Some major health concerns that your Schnese may encounter are urolithiasis, Von Willebrand’s disease, sick sinus syndrome, Myotonia Congenita, and portosystemic shunts. There are several concerns that are more minor as well, such as patellar luxation, deafness, certain heart conditions, liver problems, joint dysplasia, megaesophagus, and Legg- Calve- Perthes disease. Many of these are health issues that may come on later in life, with age. They are something to watch out for– for instance, some of the joint issues that affect the Schnese are common in smaller dogs and can be exacerbated if your dog is overexerting itself or exercising too much. Occasionally, the Schnese may also be diagnosed with eye issues like retinal dysplasia or progressive retinal atrophy.
Frequently Asked Questions
What is the best mix for Havanese?
The hybrid that is the best mix for a Havanese will, of course, depend upon what you are looking for in a pet. Different people value different traits, after all– so there is no clear cut answer to the question. The answer may change depending upon the person. However, the Puganese (a mix between a Havanese and a pug) and the Havaco (a mix between a Havanese and a cocker spaniel) are both popular options for Havanese hybrids.

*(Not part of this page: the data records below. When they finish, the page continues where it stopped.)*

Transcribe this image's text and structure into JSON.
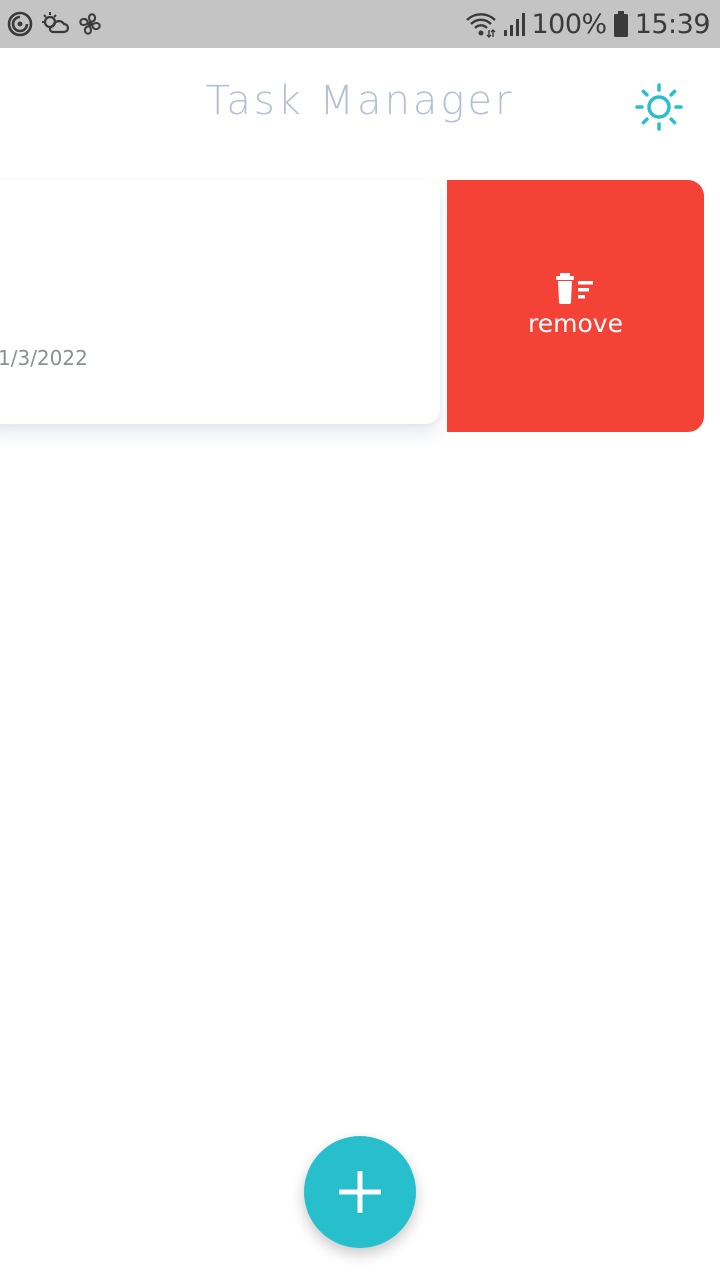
{
  "status_bar": {
    "left_icons": [
      "sync-icon",
      "weather-icon",
      "fan-icon"
    ],
    "right_icons": [
      "wifi-icon",
      "signal-icon",
      "battery-icon"
    ],
    "battery_text": "100%",
    "time": "15:39"
  },
  "app_bar": {
    "title": "Task Manager",
    "theme_icon": "sun-icon"
  },
  "task": {
    "date": "1/3/2022"
  },
  "swipe_action": {
    "label": "remove",
    "icon": "trash-icon",
    "color": "#f44336"
  },
  "fab": {
    "icon": "plus-icon",
    "color": "#26bfcb"
  },
  "colors": {
    "accent": "#26bfcb",
    "title": "#b4c0d6",
    "status_bar": "#c4c4c4"
  }
}
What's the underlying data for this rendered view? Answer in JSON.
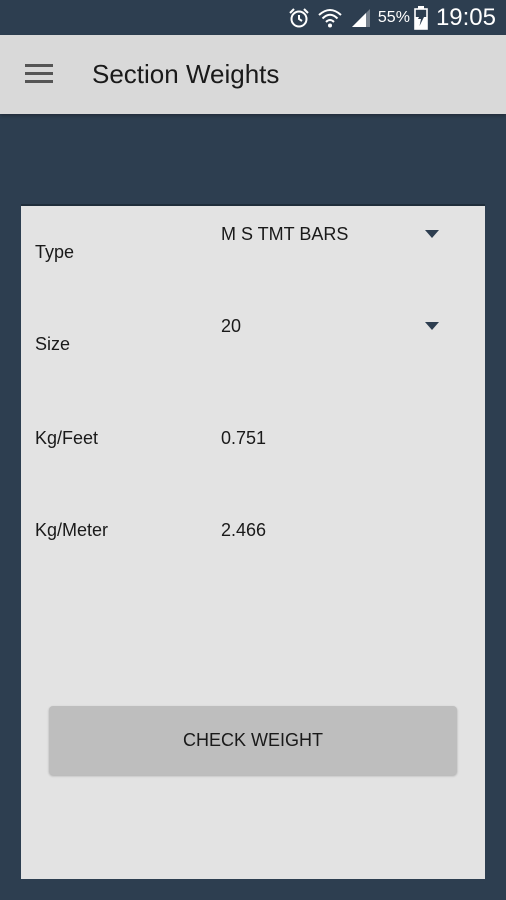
{
  "status_bar": {
    "battery_percent": "55%",
    "time": "19:05",
    "icons": [
      "alarm-icon",
      "wifi-icon",
      "signal-icon",
      "battery-charging-icon"
    ]
  },
  "app_bar": {
    "title": "Section Weights",
    "menu_icon": "menu-icon"
  },
  "form": {
    "type": {
      "label": "Type",
      "selected": "M S TMT BARS"
    },
    "size": {
      "label": "Size",
      "selected": "20"
    },
    "kg_feet": {
      "label": "Kg/Feet",
      "value": "0.751"
    },
    "kg_meter": {
      "label": "Kg/Meter",
      "value": "2.466"
    }
  },
  "actions": {
    "check_weight_label": "CHECK WEIGHT"
  },
  "colors": {
    "background": "#2d3e50",
    "app_bar": "#d9d9d9",
    "card": "#e3e3e3",
    "button": "#bebebe",
    "text": "#1a1a1a"
  }
}
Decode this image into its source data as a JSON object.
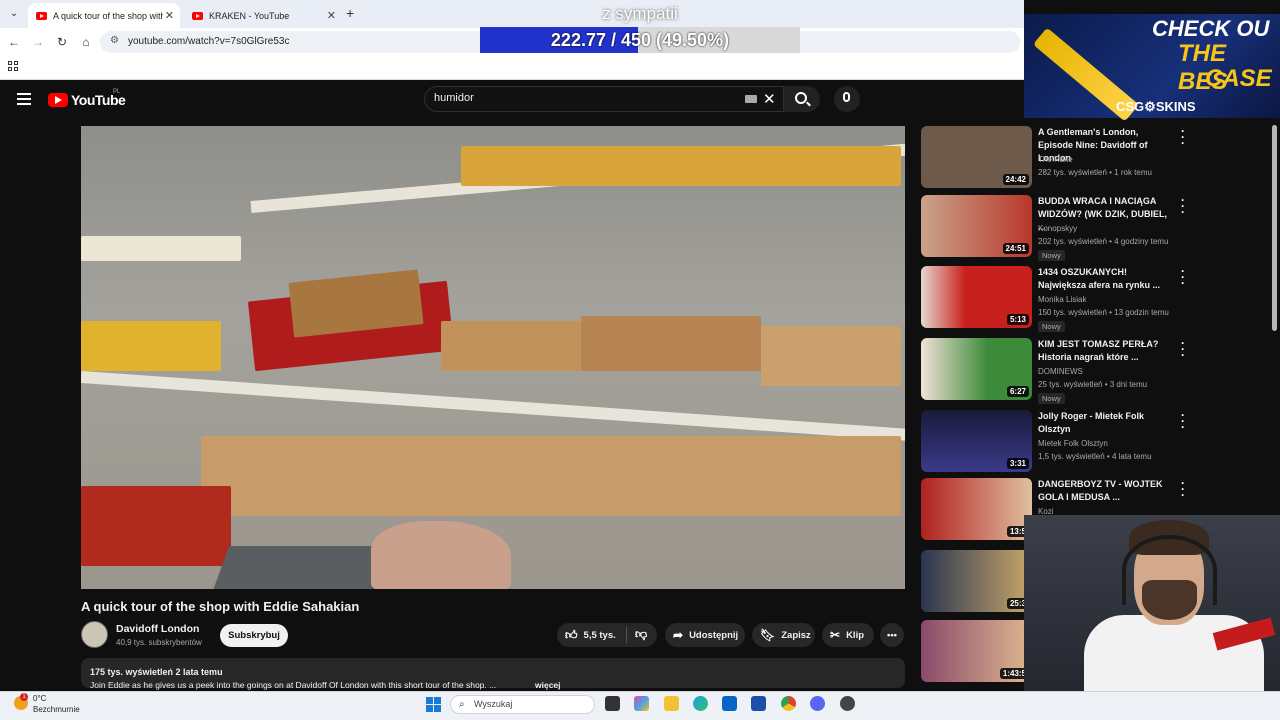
{
  "browser": {
    "tabs": [
      {
        "title": "A quick tour of the shop with E",
        "active": true
      },
      {
        "title": "KRAKEN - YouTube",
        "active": false
      }
    ],
    "url": "youtube.com/watch?v=7s0GlGre53c"
  },
  "donation": {
    "label": "z sympatii",
    "progress_text": "222.77 / 450 (49.50%)",
    "fraction": 0.495
  },
  "youtube": {
    "region": "PL",
    "logo_text": "YouTube",
    "search_value": "humidor"
  },
  "video": {
    "title": "A quick tour of the shop with Eddie Sahakian",
    "channel": "Davidoff London",
    "subscribers": "40,9 tys. subskrybentów",
    "subscribe_label": "Subskrybuj",
    "likes": "5,5 tys.",
    "share_label": "Udostępnij",
    "save_label": "Zapisz",
    "clip_label": "Klip",
    "meta": "175 tys. wyświetleń  2 lata temu",
    "description": "Join Eddie as he gives us a peek into the goings on at Davidoff Of London with this short tour of the shop. ...",
    "more_label": "więcej"
  },
  "recommendations": [
    {
      "title": "A Gentleman's London, Episode Nine: Davidoff of London",
      "channel": "The Rake",
      "meta": "282 tys. wyświetleń • 1 rok temu",
      "duration": "24:42",
      "new": "",
      "thumb_color": "#6d5a4a"
    },
    {
      "title": "BUDDA WRACA I NACIĄGA WIDZÓW? (WK DZIK, DUBIEL, ...",
      "channel": "Konopskyy",
      "meta": "202 tys. wyświetleń • 4 godziny temu",
      "duration": "24:51",
      "new": "Nowy",
      "thumb_color": "#b8372c"
    },
    {
      "title": "1434 OSZUKANYCH! Największa afera na rynku ...",
      "channel": "Monika Lisiak",
      "meta": "150 tys. wyświetleń • 13 godzin temu",
      "duration": "5:13",
      "new": "Nowy",
      "thumb_color": "#c8201c"
    },
    {
      "title": "KIM JEST TOMASZ PERŁA? Historia nagrań które ...",
      "channel": "DOMINEWS",
      "meta": "25 tys. wyświetleń • 3 dni temu",
      "duration": "6:27",
      "new": "Nowy",
      "thumb_color": "#3d8a3a"
    },
    {
      "title": "Jolly Roger - Mietek Folk Olsztyn",
      "channel": "Mietek Folk Olsztyn",
      "meta": "1,5 tys. wyświetleń • 4 lata temu",
      "duration": "3:31",
      "new": "",
      "thumb_color": "#3a3a8a"
    },
    {
      "title": "DANGERBOYZ TV - WOJTEK GOLA I MEDUSA ...",
      "channel": "Kozi",
      "meta": "",
      "duration": "13:5",
      "new": "",
      "thumb_color": "#b02020"
    },
    {
      "title": "",
      "channel": "",
      "meta": "",
      "duration": "25:3",
      "new": "",
      "thumb_color": "#2a3550"
    },
    {
      "title": "",
      "channel": "",
      "meta": "",
      "duration": "1:43:5",
      "new": "",
      "thumb_color": "#8a4a6a"
    }
  ],
  "ad": {
    "line1": "CHECK OU",
    "line2": "THE BES",
    "line3": "CASE",
    "brand": "CSG⚙SKINS"
  },
  "taskbar": {
    "temperature": "0°C",
    "weather": "Bezchmurnie",
    "weather_badge": "1",
    "search_label": "Wyszukaj"
  }
}
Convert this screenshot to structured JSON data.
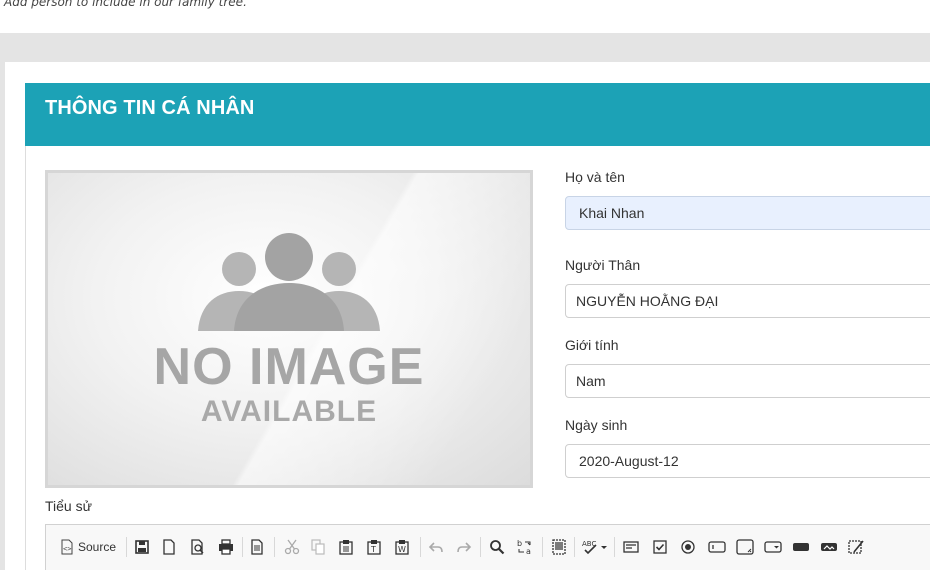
{
  "page": {
    "subtitle": "Add person to include in our family tree."
  },
  "panel": {
    "title": "THÔNG TIN CÁ NHÂN"
  },
  "photo": {
    "placeholder_line1": "NO IMAGE",
    "placeholder_line2": "AVAILABLE"
  },
  "form": {
    "fullname": {
      "label": "Họ và tên",
      "value": "Khai Nhan"
    },
    "relative": {
      "label": "Người Thân",
      "value": "NGUYỄN HOẰNG ĐẠI"
    },
    "gender": {
      "label": "Giới tính",
      "value": "Nam"
    },
    "birthdate": {
      "label": "Ngày sinh",
      "value": "2020-August-12"
    }
  },
  "biography": {
    "label": "Tiểu sử",
    "toolbar": {
      "source_label": "Source",
      "buttons": [
        "source-icon",
        "save-icon",
        "new-page-icon",
        "preview-icon",
        "print-icon",
        "templates-icon",
        "cut-icon",
        "copy-icon",
        "paste-icon",
        "paste-text-icon",
        "paste-word-icon",
        "undo-icon",
        "redo-icon",
        "find-icon",
        "replace-icon",
        "select-all-icon",
        "spellcheck-icon",
        "form-icon",
        "checkbox-icon",
        "radio-icon",
        "text-field-icon",
        "textarea-icon",
        "select-icon",
        "button-icon",
        "image-button-icon",
        "hidden-field-icon"
      ]
    }
  },
  "colors": {
    "header_bg": "#1ca2b6",
    "filled_input_bg": "#e8f0fe"
  }
}
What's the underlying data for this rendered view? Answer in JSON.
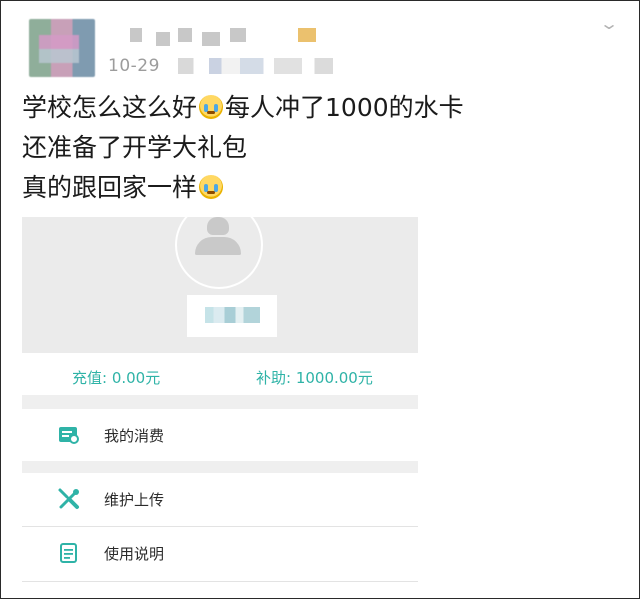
{
  "post": {
    "date": "10-29",
    "lines": [
      {
        "before": "学校怎么这么好",
        "emoji": "crying-face",
        "after": "每人冲了1000的水卡"
      },
      {
        "before": "还准备了开学大礼包",
        "emoji": "",
        "after": ""
      },
      {
        "before": "真的跟回家一样",
        "emoji": "crying-face",
        "after": ""
      }
    ]
  },
  "card": {
    "recharge": "充值: 0.00元",
    "subsidy": "补助: 1000.00元",
    "menu": [
      {
        "label": "我的消费",
        "icon": "receipt-icon"
      },
      {
        "label": "维护上传",
        "icon": "tools-icon"
      },
      {
        "label": "使用说明",
        "icon": "document-icon"
      }
    ]
  },
  "colors": {
    "accent": "#2fb3a7",
    "card_header_bg": "#ebebeb",
    "text": "#1b1b1b"
  }
}
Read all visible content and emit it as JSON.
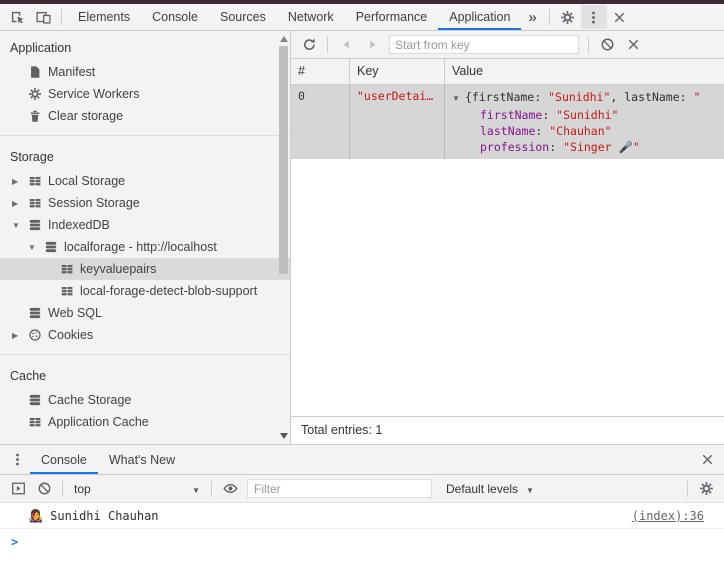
{
  "colors": {
    "accent_blue": "#1a73e8",
    "string_red": "#c41a16",
    "property_purple": "#881391",
    "selected_gray": "#d6d6d6"
  },
  "main_tabs": {
    "items": [
      "Elements",
      "Console",
      "Sources",
      "Network",
      "Performance",
      "Application"
    ],
    "selected": "Application"
  },
  "sidebar": {
    "items": [
      {
        "label": "Application",
        "type": "header"
      },
      {
        "label": "Manifest",
        "icon": "document-icon"
      },
      {
        "label": "Service Workers",
        "icon": "gear-icon"
      },
      {
        "label": "Clear storage",
        "icon": "trash-icon"
      },
      {
        "label": "Storage",
        "type": "header"
      },
      {
        "label": "Local Storage",
        "icon": "table-icon",
        "state": "collapsed"
      },
      {
        "label": "Session Storage",
        "icon": "table-icon",
        "state": "collapsed"
      },
      {
        "label": "IndexedDB",
        "icon": "database-icon",
        "state": "expanded"
      },
      {
        "label": "localforage - http://localhost",
        "icon": "database-icon",
        "state": "expanded"
      },
      {
        "label": "keyvaluepairs",
        "icon": "table-icon",
        "selected": true
      },
      {
        "label": "local-forage-detect-blob-support",
        "icon": "table-icon"
      },
      {
        "label": "Web SQL",
        "icon": "database-icon"
      },
      {
        "label": "Cookies",
        "icon": "cookie-icon",
        "state": "collapsed"
      },
      {
        "label": "Cache",
        "type": "header"
      },
      {
        "label": "Cache Storage",
        "icon": "database-icon"
      },
      {
        "label": "Application Cache",
        "icon": "table-icon"
      }
    ]
  },
  "idb_panel": {
    "search_placeholder": "Start from key",
    "columns": [
      "#",
      "Key",
      "Value"
    ],
    "row": {
      "index": "0",
      "key": "\"userDetai…",
      "preview_segments": [
        {
          "text": "{firstName: ",
          "color": "plain"
        },
        {
          "text": "\"Sunidhi\"",
          "color": "string"
        },
        {
          "text": ", lastName: ",
          "color": "plain"
        },
        {
          "text": "\"",
          "color": "string"
        }
      ],
      "properties": [
        {
          "name": "firstName",
          "value": "\"Sunidhi\""
        },
        {
          "name": "lastName",
          "value": "\"Chauhan\""
        },
        {
          "name": "profession",
          "value": "\"Singer 🎤\""
        }
      ]
    },
    "status": "Total entries: 1"
  },
  "drawer": {
    "tabs": [
      "Console",
      "What's New"
    ],
    "selected": "Console",
    "toolbar": {
      "context": "top",
      "filter_placeholder": "Filter",
      "levels": "Default levels"
    },
    "log": {
      "message": "👩‍🎤 Sunidhi Chauhan",
      "source": "(index):36"
    }
  }
}
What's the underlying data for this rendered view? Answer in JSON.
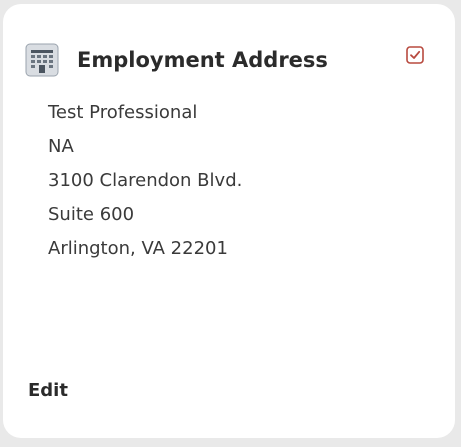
{
  "card": {
    "title": "Employment Address",
    "icon": "building-icon",
    "status_icon": "checkbox-checked-icon",
    "accent_color": "#b84a3f",
    "address_lines": [
      "Test Professional",
      "NA",
      "3100 Clarendon Blvd.",
      "Suite 600",
      "Arlington, VA 22201"
    ],
    "edit_label": "Edit"
  }
}
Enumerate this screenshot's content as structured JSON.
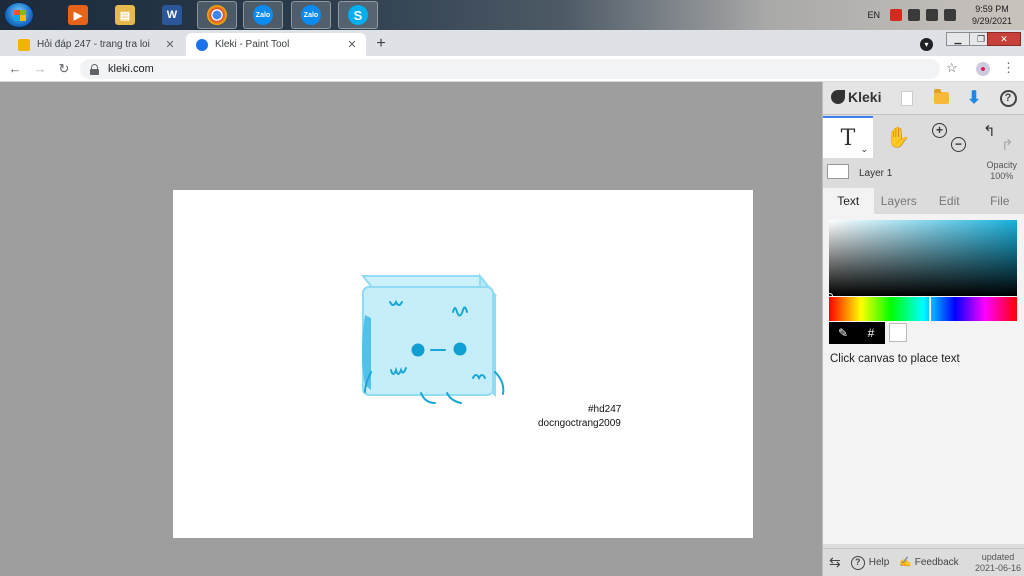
{
  "taskbar": {
    "apps": [
      {
        "name": "media-player",
        "glyph": "▶",
        "color": "#e8631a"
      },
      {
        "name": "file-explorer",
        "glyph": "▤",
        "color": "#e7b94c"
      },
      {
        "name": "word",
        "glyph": "W",
        "color": "#2b579a"
      },
      {
        "name": "chrome",
        "glyph": "●",
        "color": "#2e9b45"
      },
      {
        "name": "zalo",
        "glyph": "Zalo",
        "color": "#0a8bf0"
      },
      {
        "name": "zalo-2",
        "glyph": "Zalo",
        "color": "#0a8bf0"
      },
      {
        "name": "skype",
        "glyph": "S",
        "color": "#00aff0"
      }
    ],
    "language": "EN",
    "time": "9:59 PM",
    "date": "9/29/2021"
  },
  "browser": {
    "tabs": [
      {
        "title": "Hỏi đáp 247 - trang tra loi",
        "favicon_color": "#f4b400"
      },
      {
        "title": "Kleki - Paint Tool",
        "favicon_color": "#1a73e8"
      }
    ],
    "url": "kleki.com"
  },
  "canvas": {
    "text_lines": [
      "#hd247",
      "docngoctrang2009"
    ]
  },
  "kleki": {
    "brand": "Kleki",
    "tool_text_glyph": "T",
    "layer_name": "Layer 1",
    "opacity_label": "Opacity",
    "opacity_value": "100%",
    "tabs": [
      "Text",
      "Layers",
      "Edit",
      "File"
    ],
    "hex_symbol": "#",
    "hint": "Click canvas to place text",
    "footer": {
      "help": "Help",
      "feedback": "Feedback",
      "updated_label": "updated",
      "updated_date": "2021-06-16"
    },
    "accent_color": "#19b1dc"
  }
}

Is a schnauzer mix a good dog?
Of course, if you are looking for a new pet, you likely have a checklist of traits that you want your dog to have. This checklist could be a big one or a small one. Whether or not a schnauzer mix is a good dog choice for you will therefore depend upon this checklist of traits that you find desirable. Schnauzer mixes inherit traits from both parent breeds. From their schnauzer parent, they get a high intelligence level and stubborn personality. They are also energetic and need lots of exercise, and usually make good guard dogs because they are very alert.
What 2 dogs make a Havanese?
A Havanese dog was crossbred from different breeds in order to get the Havanese breed that we are familiar with today. However, the Havanese is a purebred dog, not a hybrid. It no longer has two different parents from two different breeds, and is bred from parents that are both full Havanese. It has also been recognized by the American Kennel Club. The Havanese was originally bred from the Blanquito, which is now extinct, and dogs in the Bichon family such as the poodle.
Is Havanese a good house dog?
There are a few different characteristics of a Havanese that make them good house dogs. The first is that they are a toy breed and can live comfortably even in a smaller house as they take up less space. They do not bark very much, either, which can be good if you live close to your neighbors– this also makes them good apartment dogs. Of course, your Havanese will need exercise, but this is a companion breed, so they are happiest close to their owner and can be happy just cuddling on the couch at home with their family.